One of the major projects I’ve worked on while at the University of Michigan has been HiJack, a peripheral that plugs into the audio port of a mobile phone, harvests energy, and provides a channel of bidirectional digital communication between the phone and a microcontroller.
When I started working on the project, the original implementation was written in a embedded operating system called TinyOS. It’s research-oriented and extremely elegant. Unfortunately it has such a high concept count that ramping up to become productive in it takes a significant amount of time. We’ve wanted to see HiJack reach wide-spread adoption, which means making the code accessible to people who don’t have a few weeks to spare to setup the build environment we use to create applications for it. It has been available from Seeed Studio for quite some time, and I really want to see these things enabling cool new projects.
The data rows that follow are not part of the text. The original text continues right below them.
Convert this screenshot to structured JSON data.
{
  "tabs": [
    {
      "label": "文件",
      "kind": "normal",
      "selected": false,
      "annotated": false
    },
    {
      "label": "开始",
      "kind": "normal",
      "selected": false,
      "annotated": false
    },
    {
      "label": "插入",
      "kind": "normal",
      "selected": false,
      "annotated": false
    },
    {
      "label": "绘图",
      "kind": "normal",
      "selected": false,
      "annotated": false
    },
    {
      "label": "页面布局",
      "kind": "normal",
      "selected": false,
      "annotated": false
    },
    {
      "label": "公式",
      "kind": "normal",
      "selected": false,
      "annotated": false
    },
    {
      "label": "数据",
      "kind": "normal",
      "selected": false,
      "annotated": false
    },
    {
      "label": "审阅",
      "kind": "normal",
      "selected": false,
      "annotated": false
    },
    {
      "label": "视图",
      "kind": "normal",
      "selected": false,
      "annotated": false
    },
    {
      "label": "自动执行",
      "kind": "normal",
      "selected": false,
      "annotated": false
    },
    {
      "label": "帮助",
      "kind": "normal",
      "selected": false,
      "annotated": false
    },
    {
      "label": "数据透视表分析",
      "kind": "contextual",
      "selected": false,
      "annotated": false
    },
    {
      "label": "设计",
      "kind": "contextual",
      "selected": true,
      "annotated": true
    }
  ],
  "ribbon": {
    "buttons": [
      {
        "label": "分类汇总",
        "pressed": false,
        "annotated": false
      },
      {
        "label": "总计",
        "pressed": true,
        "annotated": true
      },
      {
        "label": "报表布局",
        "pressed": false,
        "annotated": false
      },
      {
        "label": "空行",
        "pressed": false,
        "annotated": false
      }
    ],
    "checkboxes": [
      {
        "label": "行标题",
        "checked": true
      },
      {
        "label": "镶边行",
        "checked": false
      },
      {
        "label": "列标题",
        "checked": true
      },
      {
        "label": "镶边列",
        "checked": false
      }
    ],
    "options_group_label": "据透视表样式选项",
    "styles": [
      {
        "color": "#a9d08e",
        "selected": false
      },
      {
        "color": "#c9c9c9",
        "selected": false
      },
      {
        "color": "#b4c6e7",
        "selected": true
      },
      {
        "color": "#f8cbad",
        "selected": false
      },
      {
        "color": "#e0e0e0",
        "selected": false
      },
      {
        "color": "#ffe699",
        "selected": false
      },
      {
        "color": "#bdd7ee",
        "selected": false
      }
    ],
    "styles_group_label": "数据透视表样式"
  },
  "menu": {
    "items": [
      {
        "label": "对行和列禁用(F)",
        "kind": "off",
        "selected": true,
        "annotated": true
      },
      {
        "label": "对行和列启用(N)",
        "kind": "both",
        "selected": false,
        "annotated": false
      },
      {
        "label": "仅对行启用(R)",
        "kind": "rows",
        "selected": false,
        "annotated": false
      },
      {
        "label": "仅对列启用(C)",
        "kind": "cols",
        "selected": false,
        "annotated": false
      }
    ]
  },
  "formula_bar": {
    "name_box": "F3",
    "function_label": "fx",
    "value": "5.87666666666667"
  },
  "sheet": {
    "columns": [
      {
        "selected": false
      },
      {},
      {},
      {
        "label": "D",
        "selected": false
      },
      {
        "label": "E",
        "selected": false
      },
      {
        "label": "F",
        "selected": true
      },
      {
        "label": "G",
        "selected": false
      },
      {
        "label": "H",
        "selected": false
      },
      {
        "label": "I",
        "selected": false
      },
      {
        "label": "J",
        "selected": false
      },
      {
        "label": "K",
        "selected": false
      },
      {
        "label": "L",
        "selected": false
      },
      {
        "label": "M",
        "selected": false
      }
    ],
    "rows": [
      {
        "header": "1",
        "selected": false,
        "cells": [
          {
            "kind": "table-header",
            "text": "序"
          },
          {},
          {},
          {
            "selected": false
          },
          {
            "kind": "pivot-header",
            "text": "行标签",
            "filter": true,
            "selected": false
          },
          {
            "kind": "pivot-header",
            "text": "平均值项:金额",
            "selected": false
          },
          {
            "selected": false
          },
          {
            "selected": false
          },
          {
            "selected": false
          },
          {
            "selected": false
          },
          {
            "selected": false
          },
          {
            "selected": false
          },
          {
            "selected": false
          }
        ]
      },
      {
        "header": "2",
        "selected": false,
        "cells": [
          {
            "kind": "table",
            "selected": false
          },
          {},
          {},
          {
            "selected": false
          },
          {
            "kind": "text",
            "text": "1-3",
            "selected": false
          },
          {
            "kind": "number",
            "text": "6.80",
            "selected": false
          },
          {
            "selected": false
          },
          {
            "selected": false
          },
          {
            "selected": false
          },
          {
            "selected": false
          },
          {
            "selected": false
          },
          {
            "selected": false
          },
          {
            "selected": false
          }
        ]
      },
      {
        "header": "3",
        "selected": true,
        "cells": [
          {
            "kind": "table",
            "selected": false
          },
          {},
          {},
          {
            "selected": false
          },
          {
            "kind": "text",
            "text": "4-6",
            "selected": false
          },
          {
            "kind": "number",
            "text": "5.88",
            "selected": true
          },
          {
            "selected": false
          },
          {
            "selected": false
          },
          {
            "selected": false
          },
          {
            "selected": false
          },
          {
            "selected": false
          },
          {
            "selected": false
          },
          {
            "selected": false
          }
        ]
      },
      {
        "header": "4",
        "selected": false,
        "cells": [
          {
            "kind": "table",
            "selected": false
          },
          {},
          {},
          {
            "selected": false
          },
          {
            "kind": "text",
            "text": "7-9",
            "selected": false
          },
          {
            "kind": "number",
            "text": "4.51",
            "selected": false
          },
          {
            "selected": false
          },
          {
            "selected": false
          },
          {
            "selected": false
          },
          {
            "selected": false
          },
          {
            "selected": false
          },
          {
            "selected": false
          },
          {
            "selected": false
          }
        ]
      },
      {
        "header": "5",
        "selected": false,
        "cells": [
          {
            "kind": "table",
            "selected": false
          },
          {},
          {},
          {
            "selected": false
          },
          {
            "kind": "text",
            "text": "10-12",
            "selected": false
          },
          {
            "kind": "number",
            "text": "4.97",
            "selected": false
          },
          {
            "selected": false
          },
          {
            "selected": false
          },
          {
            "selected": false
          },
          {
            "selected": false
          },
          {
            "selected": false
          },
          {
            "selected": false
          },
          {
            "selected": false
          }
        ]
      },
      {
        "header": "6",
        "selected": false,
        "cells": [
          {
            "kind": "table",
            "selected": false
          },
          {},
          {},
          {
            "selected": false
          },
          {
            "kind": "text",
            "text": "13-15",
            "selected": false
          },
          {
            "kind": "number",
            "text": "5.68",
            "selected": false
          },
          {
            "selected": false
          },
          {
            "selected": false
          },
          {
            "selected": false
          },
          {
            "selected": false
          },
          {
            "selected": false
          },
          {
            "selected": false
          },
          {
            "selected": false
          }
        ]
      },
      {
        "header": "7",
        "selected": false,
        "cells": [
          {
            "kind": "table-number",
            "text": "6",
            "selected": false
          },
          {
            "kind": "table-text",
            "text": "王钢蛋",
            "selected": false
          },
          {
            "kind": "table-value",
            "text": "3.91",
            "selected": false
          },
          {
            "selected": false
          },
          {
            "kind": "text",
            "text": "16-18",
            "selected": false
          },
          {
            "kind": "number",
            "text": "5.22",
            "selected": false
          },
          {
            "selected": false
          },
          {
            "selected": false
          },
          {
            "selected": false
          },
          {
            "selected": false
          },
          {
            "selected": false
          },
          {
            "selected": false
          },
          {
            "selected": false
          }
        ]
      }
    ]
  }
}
To that end I’ve taken some time and reimplemented the platform in raw C, while taking the time to clean up the abstractions and make things a little more accessible, easier to modify, and portable. The results of this effort are available on my GitHub here.
Included is an Android application as well that presents a simple RPC interface. This allows you to toggle and read some digital IO pins out of the box. Please notice that I haven’t fully implemented the ADC portion of the code, but it’s all pretty well templated. The Android application has a mirror of the abstractions you’ll find in the C code, which makes it ideal for testing out new interfaces.
Feel free to fork it, make it better, and tailor it to your purposes.